A mí, que nací y me crié en
Argentina, me da pereza buscar palabras en el diccionario. A él,
no. El español de mi padre japonés es más vasto y más correcto que
el mío.
Me cuenta que fue a hacerse unos
estudios que le ordenó el médico y mientras esperaba leyó unas cuantas páginas.
“¿Qué estudios?”, le pregunto. “Una biopsia”,
responde.
Tengo miedo, un miedo espeso. Siento
lo que está al acecho, y una certidumbre parecida a la de que al día lo sucede
la noche. Una especie de vértigo.
Todo lo que no pregunté en años
vuelve a mí. Cada pregunta vuelve y trae otras. Quiero saber por qué mi padre
eligió este país, este país niño. Quiero saber cómo fue el día en que mi padre
supo que había comenzado la guerra, cómo fueron cada uno de los días que
siguieron hasta el día en que llegó a esta tierra. Quiero saber cómo eran sus juguetes
y su ropa, cómo era ir al colegio durante la guerra, cómo era el puerto de
Buenos Aires en los sesenta, si le escribía cartas a mi abuela, qué
decían. Quiero saber los colores, las palabras, el olor de la comida, las
casas en las que vivió.
Una vez me contó que cuando recién
había llegado, no se metía en la bañadera sino que se lavaba fuera de ella y
sólo se sumergía en el agua cuando estaba limpio, porque ése es el modo en que
se hace en Japón.
Como ésas quiero que me cuente más
cosas. Muchas. Todas.
Quiero que me cuente cada día, para
que no lo sople el tiempo. Tal vez para escribirlo: dejarlo agarrado con tinta
a un papel para siempre.
¿Por dónde empezar? ¿Dónde empiezan
las preguntas? ¿Cuál es la primera?
Busco por dentro, como si corriera
perdida en este valle de silencio que se ha abierto de repente entre las
palabras. Perderse en un lugar tan vasto se parece a un encierro.

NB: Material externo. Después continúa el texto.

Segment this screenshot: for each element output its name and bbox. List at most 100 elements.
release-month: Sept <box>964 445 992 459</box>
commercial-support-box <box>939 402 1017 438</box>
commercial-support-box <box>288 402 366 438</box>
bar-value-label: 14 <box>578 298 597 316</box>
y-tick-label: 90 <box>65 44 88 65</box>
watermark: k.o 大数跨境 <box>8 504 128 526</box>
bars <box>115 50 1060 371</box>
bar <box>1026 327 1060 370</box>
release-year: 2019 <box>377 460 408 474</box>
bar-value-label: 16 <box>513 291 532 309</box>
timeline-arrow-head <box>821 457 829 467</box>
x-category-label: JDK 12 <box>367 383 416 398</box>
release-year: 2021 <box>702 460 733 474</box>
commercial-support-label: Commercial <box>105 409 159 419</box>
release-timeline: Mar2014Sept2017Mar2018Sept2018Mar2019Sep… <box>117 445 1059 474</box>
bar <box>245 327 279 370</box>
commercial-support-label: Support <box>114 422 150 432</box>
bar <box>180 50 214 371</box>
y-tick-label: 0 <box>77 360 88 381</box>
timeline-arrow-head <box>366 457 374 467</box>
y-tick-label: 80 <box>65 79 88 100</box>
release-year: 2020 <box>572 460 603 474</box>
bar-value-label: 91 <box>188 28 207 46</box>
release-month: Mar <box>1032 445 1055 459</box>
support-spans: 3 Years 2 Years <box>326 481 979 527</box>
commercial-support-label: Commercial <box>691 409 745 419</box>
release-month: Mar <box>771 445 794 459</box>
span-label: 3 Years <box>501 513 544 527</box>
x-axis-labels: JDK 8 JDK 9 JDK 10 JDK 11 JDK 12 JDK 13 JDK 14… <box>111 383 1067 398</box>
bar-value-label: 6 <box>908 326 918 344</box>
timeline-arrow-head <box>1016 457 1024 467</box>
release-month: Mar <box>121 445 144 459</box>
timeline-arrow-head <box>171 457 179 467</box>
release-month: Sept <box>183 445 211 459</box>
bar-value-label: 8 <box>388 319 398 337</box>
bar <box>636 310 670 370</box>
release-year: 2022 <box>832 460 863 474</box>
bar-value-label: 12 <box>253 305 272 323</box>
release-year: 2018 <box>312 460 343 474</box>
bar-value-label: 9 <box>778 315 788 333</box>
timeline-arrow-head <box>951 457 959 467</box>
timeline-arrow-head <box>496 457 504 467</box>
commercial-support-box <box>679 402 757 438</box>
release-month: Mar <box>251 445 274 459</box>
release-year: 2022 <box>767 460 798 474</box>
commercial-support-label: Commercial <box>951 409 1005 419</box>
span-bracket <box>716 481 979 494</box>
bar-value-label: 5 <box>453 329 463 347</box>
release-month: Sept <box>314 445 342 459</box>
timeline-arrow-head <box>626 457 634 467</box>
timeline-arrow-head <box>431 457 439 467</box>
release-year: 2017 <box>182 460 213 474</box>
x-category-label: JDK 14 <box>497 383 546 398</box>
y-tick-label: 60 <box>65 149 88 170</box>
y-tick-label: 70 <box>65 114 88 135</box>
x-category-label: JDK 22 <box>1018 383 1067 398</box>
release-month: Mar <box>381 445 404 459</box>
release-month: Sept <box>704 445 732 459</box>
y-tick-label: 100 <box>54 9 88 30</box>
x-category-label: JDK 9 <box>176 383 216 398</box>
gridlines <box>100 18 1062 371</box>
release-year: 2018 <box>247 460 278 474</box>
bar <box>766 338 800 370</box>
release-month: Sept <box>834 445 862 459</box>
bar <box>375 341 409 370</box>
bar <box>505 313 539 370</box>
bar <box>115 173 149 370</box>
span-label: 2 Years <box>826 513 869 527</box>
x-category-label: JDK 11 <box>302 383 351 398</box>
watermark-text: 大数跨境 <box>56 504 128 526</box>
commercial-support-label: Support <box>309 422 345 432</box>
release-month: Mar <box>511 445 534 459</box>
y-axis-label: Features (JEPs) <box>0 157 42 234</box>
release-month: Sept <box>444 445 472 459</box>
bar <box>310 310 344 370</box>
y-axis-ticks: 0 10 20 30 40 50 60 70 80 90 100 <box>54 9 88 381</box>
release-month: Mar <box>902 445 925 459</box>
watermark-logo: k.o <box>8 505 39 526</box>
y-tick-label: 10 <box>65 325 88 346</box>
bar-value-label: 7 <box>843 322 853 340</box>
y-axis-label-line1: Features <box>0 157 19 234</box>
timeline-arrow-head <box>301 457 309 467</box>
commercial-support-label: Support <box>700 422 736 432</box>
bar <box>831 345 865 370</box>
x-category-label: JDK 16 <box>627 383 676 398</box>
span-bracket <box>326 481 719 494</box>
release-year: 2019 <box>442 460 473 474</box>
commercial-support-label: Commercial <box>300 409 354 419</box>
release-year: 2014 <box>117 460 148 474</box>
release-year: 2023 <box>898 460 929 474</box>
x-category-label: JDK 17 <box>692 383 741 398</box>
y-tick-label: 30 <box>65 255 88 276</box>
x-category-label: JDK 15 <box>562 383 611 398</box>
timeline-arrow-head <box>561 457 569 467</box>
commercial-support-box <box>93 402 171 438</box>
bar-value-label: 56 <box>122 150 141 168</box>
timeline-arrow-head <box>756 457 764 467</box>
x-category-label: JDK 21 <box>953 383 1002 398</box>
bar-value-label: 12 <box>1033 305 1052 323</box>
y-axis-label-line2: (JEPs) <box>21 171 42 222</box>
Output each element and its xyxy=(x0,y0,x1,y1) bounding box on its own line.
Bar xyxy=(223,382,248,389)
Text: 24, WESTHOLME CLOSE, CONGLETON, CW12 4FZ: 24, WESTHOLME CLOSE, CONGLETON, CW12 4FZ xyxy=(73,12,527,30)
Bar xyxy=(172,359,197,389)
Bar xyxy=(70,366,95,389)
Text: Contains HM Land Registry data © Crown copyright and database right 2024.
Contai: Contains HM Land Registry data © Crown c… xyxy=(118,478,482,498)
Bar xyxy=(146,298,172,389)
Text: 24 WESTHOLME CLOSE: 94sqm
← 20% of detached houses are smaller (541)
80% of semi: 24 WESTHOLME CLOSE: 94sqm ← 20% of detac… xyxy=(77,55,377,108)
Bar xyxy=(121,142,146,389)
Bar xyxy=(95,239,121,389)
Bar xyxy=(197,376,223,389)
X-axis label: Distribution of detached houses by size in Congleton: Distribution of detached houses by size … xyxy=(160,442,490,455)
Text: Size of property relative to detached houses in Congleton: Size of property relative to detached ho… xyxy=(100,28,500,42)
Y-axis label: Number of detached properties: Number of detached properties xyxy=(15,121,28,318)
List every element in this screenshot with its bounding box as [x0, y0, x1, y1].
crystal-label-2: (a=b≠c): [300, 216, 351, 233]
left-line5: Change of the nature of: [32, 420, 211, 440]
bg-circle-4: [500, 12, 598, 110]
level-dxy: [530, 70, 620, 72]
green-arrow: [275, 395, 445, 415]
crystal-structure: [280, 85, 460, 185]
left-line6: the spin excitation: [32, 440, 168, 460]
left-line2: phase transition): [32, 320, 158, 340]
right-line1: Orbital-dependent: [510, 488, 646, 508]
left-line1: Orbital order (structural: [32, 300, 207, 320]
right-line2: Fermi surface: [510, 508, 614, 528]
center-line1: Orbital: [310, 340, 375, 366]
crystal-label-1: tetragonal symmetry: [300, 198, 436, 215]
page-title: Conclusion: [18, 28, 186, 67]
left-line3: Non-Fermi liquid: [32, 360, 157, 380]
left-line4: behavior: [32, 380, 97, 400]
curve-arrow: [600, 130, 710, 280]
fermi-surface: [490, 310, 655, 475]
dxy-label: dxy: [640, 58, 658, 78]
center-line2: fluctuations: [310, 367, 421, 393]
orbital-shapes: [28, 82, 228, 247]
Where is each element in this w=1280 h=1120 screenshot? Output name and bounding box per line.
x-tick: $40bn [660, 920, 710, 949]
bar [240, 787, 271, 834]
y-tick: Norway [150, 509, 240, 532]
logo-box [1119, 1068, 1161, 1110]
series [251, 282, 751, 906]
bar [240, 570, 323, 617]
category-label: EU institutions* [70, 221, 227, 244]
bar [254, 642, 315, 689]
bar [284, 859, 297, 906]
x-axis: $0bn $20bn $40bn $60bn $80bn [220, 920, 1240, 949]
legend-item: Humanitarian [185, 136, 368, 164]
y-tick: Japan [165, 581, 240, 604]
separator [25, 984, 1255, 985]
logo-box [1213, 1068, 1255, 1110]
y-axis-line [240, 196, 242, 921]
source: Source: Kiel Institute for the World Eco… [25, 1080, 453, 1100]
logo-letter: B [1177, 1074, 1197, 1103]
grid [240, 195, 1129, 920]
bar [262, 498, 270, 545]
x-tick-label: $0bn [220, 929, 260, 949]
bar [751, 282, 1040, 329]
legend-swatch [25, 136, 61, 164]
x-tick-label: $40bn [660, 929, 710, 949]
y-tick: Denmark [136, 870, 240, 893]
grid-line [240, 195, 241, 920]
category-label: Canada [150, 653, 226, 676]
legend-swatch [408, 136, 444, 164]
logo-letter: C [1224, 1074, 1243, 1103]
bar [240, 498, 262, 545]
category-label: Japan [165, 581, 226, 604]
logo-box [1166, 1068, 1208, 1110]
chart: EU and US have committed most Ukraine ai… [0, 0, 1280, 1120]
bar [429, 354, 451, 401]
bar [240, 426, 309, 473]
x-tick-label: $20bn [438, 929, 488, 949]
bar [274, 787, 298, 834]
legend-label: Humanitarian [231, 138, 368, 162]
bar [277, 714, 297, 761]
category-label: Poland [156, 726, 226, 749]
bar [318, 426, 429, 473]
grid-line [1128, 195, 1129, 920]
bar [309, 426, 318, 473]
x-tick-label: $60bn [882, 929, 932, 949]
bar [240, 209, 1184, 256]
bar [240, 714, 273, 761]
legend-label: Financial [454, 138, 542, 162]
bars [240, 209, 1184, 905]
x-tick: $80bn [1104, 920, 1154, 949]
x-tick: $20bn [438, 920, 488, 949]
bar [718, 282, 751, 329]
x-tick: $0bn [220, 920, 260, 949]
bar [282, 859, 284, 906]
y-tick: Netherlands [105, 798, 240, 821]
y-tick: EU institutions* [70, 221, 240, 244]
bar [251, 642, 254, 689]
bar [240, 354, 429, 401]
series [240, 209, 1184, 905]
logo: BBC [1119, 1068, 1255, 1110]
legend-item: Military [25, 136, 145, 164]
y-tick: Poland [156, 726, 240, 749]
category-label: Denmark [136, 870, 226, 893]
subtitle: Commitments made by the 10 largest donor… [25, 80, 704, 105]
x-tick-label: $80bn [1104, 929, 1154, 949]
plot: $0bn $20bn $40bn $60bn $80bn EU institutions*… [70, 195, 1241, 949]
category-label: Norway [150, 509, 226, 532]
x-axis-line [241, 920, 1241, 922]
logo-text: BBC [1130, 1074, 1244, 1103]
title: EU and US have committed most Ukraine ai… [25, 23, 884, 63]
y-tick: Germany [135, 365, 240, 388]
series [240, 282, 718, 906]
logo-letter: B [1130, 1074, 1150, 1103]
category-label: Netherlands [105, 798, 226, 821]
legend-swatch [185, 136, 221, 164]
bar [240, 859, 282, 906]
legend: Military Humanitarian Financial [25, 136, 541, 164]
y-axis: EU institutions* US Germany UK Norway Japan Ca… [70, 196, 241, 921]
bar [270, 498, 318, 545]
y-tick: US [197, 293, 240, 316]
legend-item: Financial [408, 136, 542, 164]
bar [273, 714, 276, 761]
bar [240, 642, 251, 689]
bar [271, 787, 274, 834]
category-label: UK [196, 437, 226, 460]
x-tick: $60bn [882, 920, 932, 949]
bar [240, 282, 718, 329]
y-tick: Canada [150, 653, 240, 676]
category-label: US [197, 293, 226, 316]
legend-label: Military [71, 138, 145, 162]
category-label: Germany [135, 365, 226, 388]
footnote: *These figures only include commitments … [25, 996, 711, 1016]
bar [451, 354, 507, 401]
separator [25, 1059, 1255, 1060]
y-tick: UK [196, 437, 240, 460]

Cuando dejo de buscar, veo la
pregunta frente a mí como si me hubiese estado esperando.
Miro a mi padre y digo mi pregunta.
Él sonríe, toma un papel de entre las
hojas de su libro y saca un lápiz negro del bolsillo del saco que lleva puesto.
Dibuja líneas muy juntas, algunas
paralelas y otras que se entrecruzan. Luego otra, perpendicular y ondulada, que
las corta cerca de un extremo. Son las plantas de arroz en el agua.
Después hace unos círculos muy
pequeños en las puntas: los granos.
Me dice que se van llenando y vuelve
a trazar las líneas pero en lugar de rectas, curvas en los extremos: las
plantas cuando el arroz madura.
“Cuanto más lleno está uno, cuanto
más educado es, más humilde debe ser”, dice. “Uno debe inclinarse como la
planta de arroz por el peso de los granos”.
Luego extiende las manos y los brazos
y los mueve paralelos al piso. “Se colocaban grandes telas sobre el campo”,
dice.
Yo las imagino blancas, ondulándose
apenas, como se mueve el agua cuando es mansa.
Él vuelve a poner las manos como si
agarrara un pequeño atado y lo sacude como hizo antes, contra el borde de la
mesa.
Ahora veo claramente, casi puedo
tocar, los granos de arroz que se desprenden.